I did a quick tests on the iris dataset blown up 100 times with an ensemble of 10 SVCs, each one trained on 10% of the data. It is more than 10 times faster than a single classifier. These are the numbers I got on my laptop:
Single SVC: 45s
Ensemble SVC: 3s
Random Forest Classifier: 0.5s
See below the code that I used to produce the numbers:
import time
import numpy as np
from sklearn.ensemble import BaggingClassifier, RandomForestClassifier
from sklearn import datasets
from sklearn.multiclass import OneVsRestClassifier
from sklearn.svm import SVC
iris = datasets.load_iris()
X, y = iris.data, iris.target
X = np.repeat(X, 100, axis=0)
y = np.repeat(y, 100, axis=0)
start = time.time()
clf = OneVsRestClassifier(SVC(kernel='linear', probability=True, class_weight='auto'))
clf.fit(X, y)
end = time.time()
print "Single SVC", end - start, clf.score(X,y)
proba = clf.predict_proba(X)
n_estimators = 10
start = time.time()
clf = OneVsRestClassifier(BaggingClassifier(SVC(kernel='linear', probability=True, class_weight='auto'), max_samples=1.0 / n_estimators, n_estimators=n_estimators))
clf.fit(X, y)
end = time.time()
print "Bagging SVC", end - start, clf.score(X,y)
proba = clf.predict_proba(X)
start = time.time()
clf = RandomForestClassifier(min_samples_leaf=20)
clf.fit(X, y)
end = time.time()
print "Random Forest", end - start, clf.score(X,y)
proba = clf.predict_proba(X)
If you want to make sure that each record is used only once for training in the BaggingClassifier
, you can set the bootstrap
parameter to False.
SVM classifiers don't scale so easily. From the docs, about the complexity of sklearn.svm.SVC
.
The fit time complexity is more than quadratic with the number of samples which makes it hard to scale to dataset with more than a couple of 10000 samples.

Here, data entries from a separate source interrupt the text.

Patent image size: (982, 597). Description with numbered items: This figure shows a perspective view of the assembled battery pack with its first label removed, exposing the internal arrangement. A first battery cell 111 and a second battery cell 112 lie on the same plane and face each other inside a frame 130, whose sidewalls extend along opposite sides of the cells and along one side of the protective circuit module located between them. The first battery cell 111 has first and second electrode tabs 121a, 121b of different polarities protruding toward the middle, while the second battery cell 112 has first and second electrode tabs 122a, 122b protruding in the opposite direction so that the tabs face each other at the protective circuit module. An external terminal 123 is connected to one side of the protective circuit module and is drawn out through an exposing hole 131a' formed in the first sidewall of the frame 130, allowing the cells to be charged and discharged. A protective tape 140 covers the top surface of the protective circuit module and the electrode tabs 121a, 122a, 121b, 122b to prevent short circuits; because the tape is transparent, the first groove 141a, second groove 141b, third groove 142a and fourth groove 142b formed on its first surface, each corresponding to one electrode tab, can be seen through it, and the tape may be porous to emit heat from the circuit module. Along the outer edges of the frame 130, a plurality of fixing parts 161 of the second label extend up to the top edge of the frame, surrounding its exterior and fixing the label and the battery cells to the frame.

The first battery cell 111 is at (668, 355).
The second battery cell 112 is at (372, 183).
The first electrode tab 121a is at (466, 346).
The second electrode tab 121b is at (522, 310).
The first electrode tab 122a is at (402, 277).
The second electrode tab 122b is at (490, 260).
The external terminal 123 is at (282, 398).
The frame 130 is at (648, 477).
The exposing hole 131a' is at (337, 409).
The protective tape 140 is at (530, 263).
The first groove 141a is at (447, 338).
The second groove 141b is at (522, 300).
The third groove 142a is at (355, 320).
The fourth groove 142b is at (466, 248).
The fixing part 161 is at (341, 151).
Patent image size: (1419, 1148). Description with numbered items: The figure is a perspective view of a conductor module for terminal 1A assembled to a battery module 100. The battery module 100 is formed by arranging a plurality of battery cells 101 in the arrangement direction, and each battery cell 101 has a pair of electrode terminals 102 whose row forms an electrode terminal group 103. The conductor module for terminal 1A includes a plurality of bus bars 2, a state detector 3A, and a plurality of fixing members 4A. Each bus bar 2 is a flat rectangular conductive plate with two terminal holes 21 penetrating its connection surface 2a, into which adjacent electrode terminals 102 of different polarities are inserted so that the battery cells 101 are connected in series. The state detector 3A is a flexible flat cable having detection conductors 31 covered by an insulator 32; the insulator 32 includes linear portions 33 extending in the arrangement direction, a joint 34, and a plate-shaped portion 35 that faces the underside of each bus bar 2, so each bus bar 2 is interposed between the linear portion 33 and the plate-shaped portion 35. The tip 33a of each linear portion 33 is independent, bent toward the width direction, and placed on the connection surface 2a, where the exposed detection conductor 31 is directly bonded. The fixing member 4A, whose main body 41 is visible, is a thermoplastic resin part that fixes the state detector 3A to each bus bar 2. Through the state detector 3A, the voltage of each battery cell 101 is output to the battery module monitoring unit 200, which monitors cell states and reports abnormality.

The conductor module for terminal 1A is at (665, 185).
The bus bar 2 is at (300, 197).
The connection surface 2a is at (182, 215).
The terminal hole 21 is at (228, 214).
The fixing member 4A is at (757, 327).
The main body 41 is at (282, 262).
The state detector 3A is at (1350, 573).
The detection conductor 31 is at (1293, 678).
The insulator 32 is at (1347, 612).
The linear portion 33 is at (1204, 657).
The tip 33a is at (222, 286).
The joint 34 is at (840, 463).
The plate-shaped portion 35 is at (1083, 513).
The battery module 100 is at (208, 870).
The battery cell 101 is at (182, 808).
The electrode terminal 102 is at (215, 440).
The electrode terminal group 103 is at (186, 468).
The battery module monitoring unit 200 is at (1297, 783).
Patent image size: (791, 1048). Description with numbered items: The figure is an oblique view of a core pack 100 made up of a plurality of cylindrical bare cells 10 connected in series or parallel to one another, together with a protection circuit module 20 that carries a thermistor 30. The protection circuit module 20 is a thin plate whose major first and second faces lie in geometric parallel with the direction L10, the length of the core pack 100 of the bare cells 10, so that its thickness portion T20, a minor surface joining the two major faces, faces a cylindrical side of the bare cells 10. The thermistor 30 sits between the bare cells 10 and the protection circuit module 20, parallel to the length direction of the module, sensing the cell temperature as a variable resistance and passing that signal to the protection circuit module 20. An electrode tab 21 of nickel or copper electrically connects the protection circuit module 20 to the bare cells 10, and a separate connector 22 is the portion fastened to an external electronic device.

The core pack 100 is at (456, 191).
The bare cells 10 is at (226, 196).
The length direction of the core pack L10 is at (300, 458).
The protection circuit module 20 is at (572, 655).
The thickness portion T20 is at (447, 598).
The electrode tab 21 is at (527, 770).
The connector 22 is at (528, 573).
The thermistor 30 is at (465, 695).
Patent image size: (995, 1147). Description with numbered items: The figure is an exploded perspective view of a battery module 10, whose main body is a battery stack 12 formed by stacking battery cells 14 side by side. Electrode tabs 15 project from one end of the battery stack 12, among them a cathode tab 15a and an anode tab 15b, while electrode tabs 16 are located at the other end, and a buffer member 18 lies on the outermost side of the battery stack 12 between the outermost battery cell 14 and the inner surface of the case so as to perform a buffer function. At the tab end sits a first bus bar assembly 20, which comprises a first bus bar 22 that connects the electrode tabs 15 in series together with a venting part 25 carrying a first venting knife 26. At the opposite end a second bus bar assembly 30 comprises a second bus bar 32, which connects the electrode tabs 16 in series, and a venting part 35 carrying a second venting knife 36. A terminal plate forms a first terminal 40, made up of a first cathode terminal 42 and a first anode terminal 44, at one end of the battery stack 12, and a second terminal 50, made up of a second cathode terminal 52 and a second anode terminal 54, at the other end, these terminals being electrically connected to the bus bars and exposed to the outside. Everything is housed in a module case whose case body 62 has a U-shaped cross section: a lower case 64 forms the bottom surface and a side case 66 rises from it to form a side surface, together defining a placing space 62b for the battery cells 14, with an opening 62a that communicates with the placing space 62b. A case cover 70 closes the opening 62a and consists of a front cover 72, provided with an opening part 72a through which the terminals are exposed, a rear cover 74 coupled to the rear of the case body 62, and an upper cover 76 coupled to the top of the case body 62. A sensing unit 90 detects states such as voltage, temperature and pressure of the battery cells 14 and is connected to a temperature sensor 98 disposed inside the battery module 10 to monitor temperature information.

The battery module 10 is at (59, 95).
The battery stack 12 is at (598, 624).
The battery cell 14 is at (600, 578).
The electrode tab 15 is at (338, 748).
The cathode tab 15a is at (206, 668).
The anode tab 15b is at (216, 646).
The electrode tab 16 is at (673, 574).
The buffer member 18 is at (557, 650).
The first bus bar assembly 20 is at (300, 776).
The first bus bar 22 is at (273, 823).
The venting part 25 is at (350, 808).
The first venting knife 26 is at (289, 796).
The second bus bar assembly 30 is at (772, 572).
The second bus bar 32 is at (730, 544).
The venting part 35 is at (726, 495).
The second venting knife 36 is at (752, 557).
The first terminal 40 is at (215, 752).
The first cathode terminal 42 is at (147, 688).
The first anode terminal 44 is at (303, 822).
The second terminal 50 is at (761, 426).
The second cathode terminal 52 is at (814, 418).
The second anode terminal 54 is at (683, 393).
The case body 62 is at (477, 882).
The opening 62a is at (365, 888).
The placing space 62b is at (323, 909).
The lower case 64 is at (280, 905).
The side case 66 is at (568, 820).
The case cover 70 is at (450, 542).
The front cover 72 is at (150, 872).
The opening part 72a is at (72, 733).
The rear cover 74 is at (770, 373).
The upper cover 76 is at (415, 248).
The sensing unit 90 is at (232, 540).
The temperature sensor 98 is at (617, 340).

In scikit-learn you have svm.linearSVC
which can scale better.
Apparently it could be able to handle your data.
Alternatively you could just go with another classifier. If you want probability estimates I'd suggest logistic regression. Logistic regression also has the advantage of not needing probability calibration to output 'proper' probabilities.
Edit:
I did not know about linearSVC
complexity, finally I found information in the user guide:
Also note that for the linear case, the algorithm used in LinearSVC by the liblinear implementation is much more efficient than its libsvm-based SVC counterpart and can scale almost linearly to millions of samples and/or features.
To get probability out of a linearSVC
check out this link. It is just a couple links away from the probability calibration guide I linked above and contains a way to estimate probabilities.
Namely:
prob_pos = clf.decision_function(X_test)
prob_pos = (prob_pos - prob_pos.min()) / (prob_pos.max() - prob_pos.min())
Note the estimates will probably be poor without calibration, as illustrated in the link.
You can use the kernel_approximation
module to scale up SVMs to a large number of samples like this.
It was briefly mentioned in the top answer; here is the code: The quickest way to do this is via the n_jobs
parameter: replace the line
clf = OneVsRestClassifier(SVC(kernel='linear', probability=True, class_weight='auto'))
with
clf = OneVsRestClassifier(SVC(kernel='linear', probability=True, class_weight='auto'), n_jobs=-1)
This will use all available CPUs on your Computer, while still doing the same computation as before.
For large datasets consider using LinearSVC or SGDClassifier instead, possibly after a Nystroem transformer.